Eglise Saint-Ignace       

église des jésuites à Paris                

 


 Pour prier avec l'évangile de saint Jean 15, 1-8                                       7

A l’heure où Jésus passait de ce monde à son Père, il disait à ses disciples : « Moi, je suis la vraie vigne, et mon Père est le vigneron. Tout sarment qui est en moi, mais qui ne porte pas de fruit, mon Père l'enlève ; tout sarment qui donne du fruit, il le nettoie, pour qu'il en donne davantage. Mais vous, déjà vous voici nets et purifiés grâce à la parole que je vous ai dite : ‘Demeurez en moi, comme moi en vous’. De même que le sarment ne peut pas porter du fruit par lui-même s'il ne demeure pas sur la vigne, de même vous non plus, si vous ne demeurez pas en moi.
Moi, je suis la vigne, et vous, les sarments. Celui qui demeure en moi et en qui je demeure, celui-là donne beaucoup de fruit, car, en dehors de moi, vous ne pouvez rien faire. Si quelqu'un ne demeure pas en moi, il est comme un sarment qu'on a jeté dehors, et qui se dessèche. Les sarments secs, on les ramasse, on les jette au feu, et ils brûlent. Si vous demeurez en moi, et que mes paroles demeurent en vous, demandez tout ce que vous voudrez, et vous l'obtiendrez. Ce qui fait la gloire de mon Père, c'est que vous donniez beaucoup de fruit : ainsi, vous serez pour moi des disciples. »
 

La grâce que je demande à Dieu : que la Parole de Jésus me fasse demeurer en Lui pour que je produise beaucoup de fruits.

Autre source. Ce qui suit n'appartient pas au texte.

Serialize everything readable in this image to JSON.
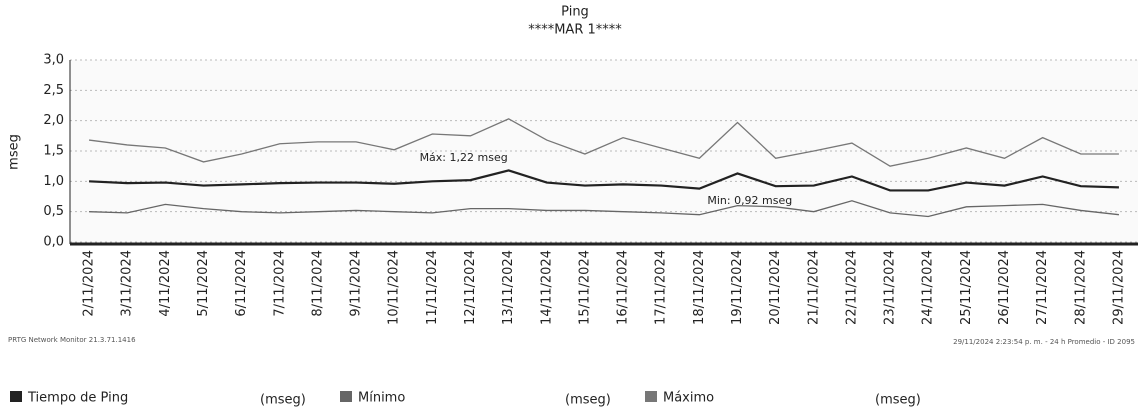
{
  "chart_data": {
    "type": "line",
    "title": "Ping",
    "subtitle": "****MAR 1****",
    "y_label": "mseg",
    "categories": [
      "2/11/2024",
      "3/11/2024",
      "4/11/2024",
      "5/11/2024",
      "6/11/2024",
      "7/11/2024",
      "8/11/2024",
      "9/11/2024",
      "10/11/2024",
      "11/11/2024",
      "12/11/2024",
      "13/11/2024",
      "14/11/2024",
      "15/11/2024",
      "16/11/2024",
      "17/11/2024",
      "18/11/2024",
      "19/11/2024",
      "20/11/2024",
      "21/11/2024",
      "22/11/2024",
      "23/11/2024",
      "24/11/2024",
      "25/11/2024",
      "26/11/2024",
      "27/11/2024",
      "28/11/2024",
      "29/11/2024"
    ],
    "series": [
      {
        "name": "Tiempo de Ping",
        "unit": "(mseg)",
        "color": "#222222",
        "values": [
          1.0,
          0.97,
          0.98,
          0.93,
          0.95,
          0.97,
          0.98,
          0.98,
          0.96,
          1.0,
          1.02,
          1.18,
          0.98,
          0.93,
          0.95,
          0.93,
          0.88,
          1.13,
          0.92,
          0.93,
          1.08,
          0.85,
          0.85,
          0.98,
          0.93,
          1.08,
          0.92,
          0.9
        ]
      },
      {
        "name": "Mínimo",
        "unit": "(mseg)",
        "color": "#666666",
        "values": [
          0.5,
          0.48,
          0.62,
          0.55,
          0.5,
          0.48,
          0.5,
          0.52,
          0.5,
          0.48,
          0.55,
          0.55,
          0.52,
          0.52,
          0.5,
          0.48,
          0.45,
          0.6,
          0.58,
          0.5,
          0.68,
          0.48,
          0.42,
          0.58,
          0.6,
          0.62,
          0.52,
          0.45
        ]
      },
      {
        "name": "Máximo",
        "unit": "(mseg)",
        "color": "#777777",
        "values": [
          1.68,
          1.6,
          1.55,
          1.32,
          1.45,
          1.62,
          1.65,
          1.65,
          1.52,
          1.78,
          1.75,
          2.03,
          1.68,
          1.45,
          1.72,
          1.55,
          1.38,
          1.97,
          1.38,
          1.5,
          1.63,
          1.25,
          1.38,
          1.55,
          1.38,
          1.72,
          1.45,
          1.45
        ]
      }
    ],
    "ylim": [
      0,
      3
    ],
    "yticks": [
      {
        "value": 0,
        "label": "0,0"
      },
      {
        "value": 0.5,
        "label": "0,5"
      },
      {
        "value": 1,
        "label": "1,0"
      },
      {
        "value": 1.5,
        "label": "1,5"
      },
      {
        "value": 2,
        "label": "2,0"
      },
      {
        "value": 2.5,
        "label": "2,5"
      },
      {
        "value": 3,
        "label": "3,0"
      }
    ],
    "grid": true,
    "annotations": [
      "Máx: 1,22 mseg",
      "Min: 0,92 mseg"
    ],
    "footer_left": "PRTG Network Monitor 21.3.71.1416",
    "footer_right": "29/11/2024 2:23:54 p. m. - 24 h Promedio - ID 2095"
  }
}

1. Je suis la vigne (15,1). Je prends le temps de regarder, d’entendre, de toucher, de goûter la vigne. Elle est l’objet de toutes les attentions du vigneron qui l’a plantée, des ouvriers de la vigne. Je la contemple à différents moments de l’année, quand elle est émondée, quand le feu brûle les sarments desséchés, quand la fleur se développe, quand le raisin mûrit, quand il est vendangé, quand le vin réjouit le cœur des hommes qui le boivent… Avec mon imagination, je goûte peu à peu à la Vie racontée par cette parabole.

2. Demeurez en moi comme je demeure en vous (15, 4). Je médite ce commandement de jésus, ce qu’il signifie pour moi. Cet échange " mystérieux " entre Jésus et chacun d’entre nous, comme entre Jésus et son Père, entre l’Homme et Dieu.

3. La gloire de mon Père, c’est que vous donniez beaucoup de fruits (15, 8). Je fais mémoire des fruits que Dieu, notre Père, m’a donné de produire, ceux de l’Eglise et de l’humanité. Je rends grâce à Dieu pour la surabondance de ses dons.